Although the coming recession could decrease the rate of inflation more than I assume, given the slowdown in money supply growth, I believe that high inflation (although lower compared to the current level) will continue through 2023 and perhaps also in 2024 due to the excess increase in money supply during the pandemic. It means that recession is likely to be accompanied by high inflation, forming a powerful yet negative combo, namely, stagflation.

If the calls for stagflation are correct, it suggests that the coming recession won’t be mild or short-lived, as it’s not easy to combat it. In the early 1980s, Paul Volcker had to raise the federal funds rate to above 17%, and later even 19% (see the chart below), to defeat inflation, which triggered a painful double-dip recession.
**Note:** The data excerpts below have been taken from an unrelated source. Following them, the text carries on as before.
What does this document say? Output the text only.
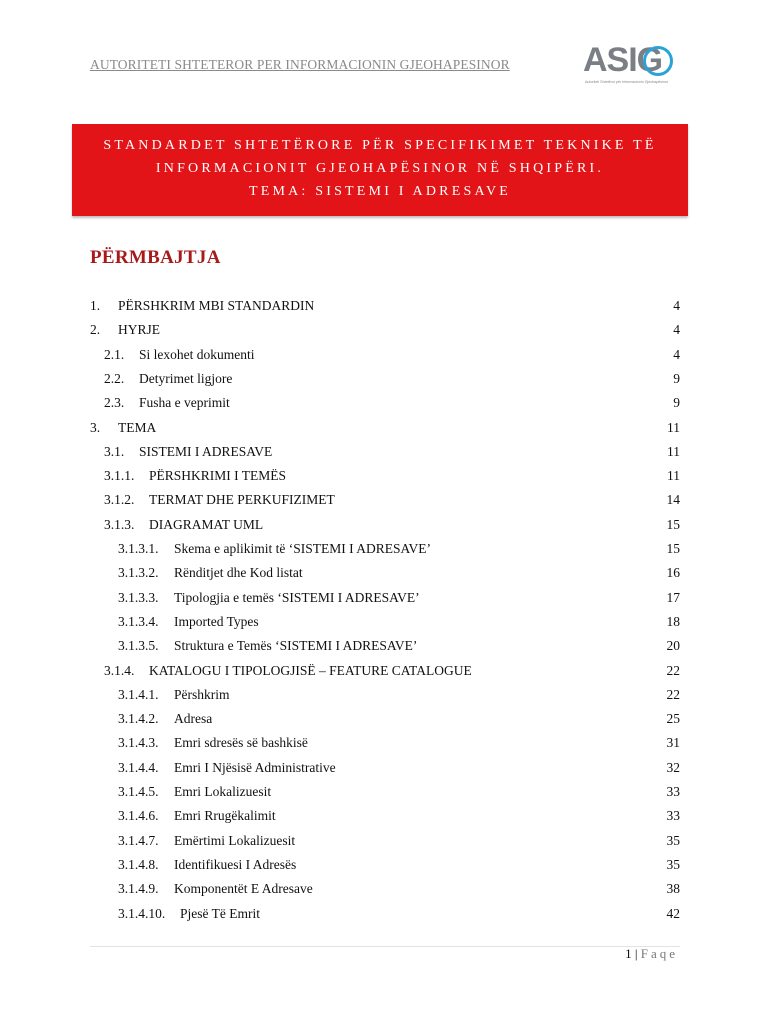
AUTORITETI SHTETEROR PER INFORMACIONIN GJEOHAPESINOR ASIG
Autoriteti Shtetëror për Informacionin Gjeohapësinor
STANDARDET SHTETËRORE PËR SPECIFIKIMET TEKNIKE TË
INFORMACIONIT GJEOHAPËSINOR NË SHQIPËRI.
TEMA: SISTEMI I ADRESAVE
PËRMBAJTJA
1. PËRSHKRIM MBI STANDARDIN	4
2. HYRJE	4
2.1. Si lexohet dokumenti	4
2.2. Detyrimet ligjore	9
2.3. Fusha e veprimit	9
3. TEMA	11
3.1. SISTEMI I ADRESAVE	11
3.1.1. PËRSHKRIMI I TEMËS	11
3.1.2. TERMAT DHE PERKUFIZIMET	14
3.1.3. DIAGRAMAT UML	15
3.1.3.1. Skema e aplikimit të ‘SISTEMI I ADRESAVE’	15
3.1.3.2. Rënditjet dhe Kod listat	16
3.1.3.3. Tipologjia e temës ‘SISTEMI I ADRESAVE’	17
3.1.3.4. Imported Types	18
3.1.3.5. Struktura e Temës ‘SISTEMI I ADRESAVE’	20
3.1.4. KATALOGU I TIPOLOGJISË – FEATURE CATALOGUE	22
3.1.4.1. Përshkrim	22
3.1.4.2. Adresa	25
3.1.4.3. Emri sdresës së bashkisë	31
3.1.4.4. Emri I Njësisë Administrative	32
3.1.4.5. Emri Lokalizuesit	33
3.1.4.6. Emri Rrugëkalimit	33
3.1.4.7. Emërtimi Lokalizuesit	35
3.1.4.8. Identifikuesi I Adresës	35
3.1.4.9. Komponentët E Adresave	38
3.1.4.10. Pjesë Të Emrit	42
1 | Faqe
During stagflation, there is a lot of uncertainty in the economy, and monetary policy becomes much more complicated, as the central bank doesn’t know whether to focus on fighting inflation, which could become entrenched, or rising unemployment. In a response to the Great Recession or the Great Lockdown, the Fed could ease its monetary policy aggressively to address declining aggregate demand and neutralize deflationary pressure. But if inflation remains high, Powell’s hands are tied.